We built a pipeline that turns videos into 3D reconstructions of the ground beneath the vines and uses machine learning to identify shaded areas. The results were benchmarked against a commonly used solar panel-based method and achieved good agreement, with significant improvements in usability and speed.
Objectives
- Provide a low-cost, scalable method for measuring crop water demand.
- Replace manual or expensive measurement tools with computer vision.
- Demonstrate that a smartphone can reliably estimate shaded area beneath vines, a proxy for water use.
Description
The tool uses video taken under the vines and runs a machine learning pipeline that:
- Reconstructs a 3D model of the vineyard floor using structure-from-motion.
- Segments the shaded and sunlit areas using a neural network.
- Quantifies the shaded surface area to estimate the crop coefficient.
This process allows a single person with a phone to scan an entire row of vines in under a minute, replacing methods that traditionally take 10–15 minutes and require two people.
Impact
By making it easier and faster to measure crop coefficients, this project helps farmers better understand vineyard water usage. This can lead to more precise irrigation, saving water and improving grape quality.

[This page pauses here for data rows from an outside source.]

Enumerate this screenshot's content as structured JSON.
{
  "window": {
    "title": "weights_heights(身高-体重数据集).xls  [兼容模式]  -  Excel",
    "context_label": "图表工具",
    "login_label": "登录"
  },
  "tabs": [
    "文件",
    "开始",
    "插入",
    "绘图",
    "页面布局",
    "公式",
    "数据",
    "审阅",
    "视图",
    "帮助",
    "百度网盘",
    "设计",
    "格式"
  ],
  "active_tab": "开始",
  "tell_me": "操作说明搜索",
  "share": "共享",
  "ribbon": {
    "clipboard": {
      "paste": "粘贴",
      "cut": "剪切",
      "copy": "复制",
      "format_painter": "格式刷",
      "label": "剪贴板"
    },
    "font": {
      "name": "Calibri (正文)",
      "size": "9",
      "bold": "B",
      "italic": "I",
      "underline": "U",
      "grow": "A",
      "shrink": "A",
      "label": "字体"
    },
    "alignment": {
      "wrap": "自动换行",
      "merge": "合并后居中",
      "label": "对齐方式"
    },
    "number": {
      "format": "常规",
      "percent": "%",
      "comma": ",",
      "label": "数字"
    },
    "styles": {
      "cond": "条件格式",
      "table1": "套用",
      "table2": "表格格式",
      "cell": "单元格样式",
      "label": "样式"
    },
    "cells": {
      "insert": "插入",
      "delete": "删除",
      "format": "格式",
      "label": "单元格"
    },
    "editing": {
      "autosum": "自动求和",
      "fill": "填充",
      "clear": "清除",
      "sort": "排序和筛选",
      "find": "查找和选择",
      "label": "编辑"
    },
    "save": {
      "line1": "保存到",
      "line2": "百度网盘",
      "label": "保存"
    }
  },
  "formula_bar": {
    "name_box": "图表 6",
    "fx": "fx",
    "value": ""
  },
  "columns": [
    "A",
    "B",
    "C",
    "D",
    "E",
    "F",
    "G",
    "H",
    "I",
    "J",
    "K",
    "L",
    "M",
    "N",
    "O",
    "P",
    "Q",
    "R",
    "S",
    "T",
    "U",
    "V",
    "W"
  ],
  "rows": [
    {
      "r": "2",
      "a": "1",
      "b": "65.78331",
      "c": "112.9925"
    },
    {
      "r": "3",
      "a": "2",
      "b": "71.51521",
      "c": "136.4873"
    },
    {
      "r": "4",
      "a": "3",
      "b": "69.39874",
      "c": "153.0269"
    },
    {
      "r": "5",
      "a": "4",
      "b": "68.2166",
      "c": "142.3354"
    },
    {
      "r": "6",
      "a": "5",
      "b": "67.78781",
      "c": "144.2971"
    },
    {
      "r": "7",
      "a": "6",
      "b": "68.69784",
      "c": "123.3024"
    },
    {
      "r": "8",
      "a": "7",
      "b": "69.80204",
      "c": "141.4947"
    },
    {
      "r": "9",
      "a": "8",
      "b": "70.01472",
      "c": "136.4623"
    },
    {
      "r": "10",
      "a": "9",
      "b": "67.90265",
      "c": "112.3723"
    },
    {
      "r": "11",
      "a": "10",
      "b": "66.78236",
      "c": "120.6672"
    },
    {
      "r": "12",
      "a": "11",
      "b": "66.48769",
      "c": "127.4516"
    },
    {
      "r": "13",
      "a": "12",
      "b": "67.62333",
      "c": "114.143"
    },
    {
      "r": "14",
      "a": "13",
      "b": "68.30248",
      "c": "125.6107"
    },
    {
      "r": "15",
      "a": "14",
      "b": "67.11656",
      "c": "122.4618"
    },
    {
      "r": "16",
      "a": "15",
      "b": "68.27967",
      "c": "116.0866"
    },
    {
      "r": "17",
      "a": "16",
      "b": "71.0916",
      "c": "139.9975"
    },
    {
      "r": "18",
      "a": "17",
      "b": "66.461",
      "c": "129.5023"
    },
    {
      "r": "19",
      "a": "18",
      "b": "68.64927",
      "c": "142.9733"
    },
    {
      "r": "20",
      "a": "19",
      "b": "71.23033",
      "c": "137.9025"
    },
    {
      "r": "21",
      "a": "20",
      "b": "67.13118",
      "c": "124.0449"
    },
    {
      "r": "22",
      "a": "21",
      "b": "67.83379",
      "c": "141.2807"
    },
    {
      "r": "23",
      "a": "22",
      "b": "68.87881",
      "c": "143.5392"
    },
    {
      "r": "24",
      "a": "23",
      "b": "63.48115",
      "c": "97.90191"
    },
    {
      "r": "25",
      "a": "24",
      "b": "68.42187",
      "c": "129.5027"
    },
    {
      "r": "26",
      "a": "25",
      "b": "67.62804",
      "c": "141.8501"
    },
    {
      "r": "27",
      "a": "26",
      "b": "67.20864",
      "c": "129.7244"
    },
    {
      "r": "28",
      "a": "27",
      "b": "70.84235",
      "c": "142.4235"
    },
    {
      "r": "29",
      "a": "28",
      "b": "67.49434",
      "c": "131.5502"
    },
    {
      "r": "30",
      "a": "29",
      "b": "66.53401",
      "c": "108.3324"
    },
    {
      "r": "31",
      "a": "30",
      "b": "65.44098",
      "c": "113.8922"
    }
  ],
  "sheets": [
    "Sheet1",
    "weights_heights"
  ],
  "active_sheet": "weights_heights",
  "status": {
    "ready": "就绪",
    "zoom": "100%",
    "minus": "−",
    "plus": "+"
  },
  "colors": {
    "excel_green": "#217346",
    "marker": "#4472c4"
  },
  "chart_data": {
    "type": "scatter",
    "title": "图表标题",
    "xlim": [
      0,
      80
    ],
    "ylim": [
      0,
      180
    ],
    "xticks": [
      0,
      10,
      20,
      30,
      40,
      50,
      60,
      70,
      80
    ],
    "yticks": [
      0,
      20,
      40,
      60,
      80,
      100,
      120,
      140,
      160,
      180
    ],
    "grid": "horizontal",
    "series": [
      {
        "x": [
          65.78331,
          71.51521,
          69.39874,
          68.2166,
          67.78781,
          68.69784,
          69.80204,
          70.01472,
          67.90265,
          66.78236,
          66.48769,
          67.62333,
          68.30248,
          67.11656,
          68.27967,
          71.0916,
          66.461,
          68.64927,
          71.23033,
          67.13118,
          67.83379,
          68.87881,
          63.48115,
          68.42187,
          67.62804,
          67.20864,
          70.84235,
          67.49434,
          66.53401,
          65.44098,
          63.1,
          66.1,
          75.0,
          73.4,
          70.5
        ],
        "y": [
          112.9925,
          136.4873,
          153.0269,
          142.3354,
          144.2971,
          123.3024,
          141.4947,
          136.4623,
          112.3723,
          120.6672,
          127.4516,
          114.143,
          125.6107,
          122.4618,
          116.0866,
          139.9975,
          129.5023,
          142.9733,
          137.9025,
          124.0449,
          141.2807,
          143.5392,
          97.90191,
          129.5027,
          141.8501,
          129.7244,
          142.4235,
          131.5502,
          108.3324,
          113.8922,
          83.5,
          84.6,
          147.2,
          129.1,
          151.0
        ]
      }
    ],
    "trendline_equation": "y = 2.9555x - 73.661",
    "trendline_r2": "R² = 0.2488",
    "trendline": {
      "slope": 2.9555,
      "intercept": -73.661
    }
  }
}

The method is accessible, fast, and requires no specialized hardware beyond a smartphone — making it especially valuable for small and medium-sized growers.
Future Work
- Integrate GPS data to map measurements across an entire vineyard.
- Extend the system to work in vineyards with different ground covers (e.g. bare soil or mulch).
- Make the software accessible through a user-friendly app or through integration with tools like the myEfficientVineyard platform.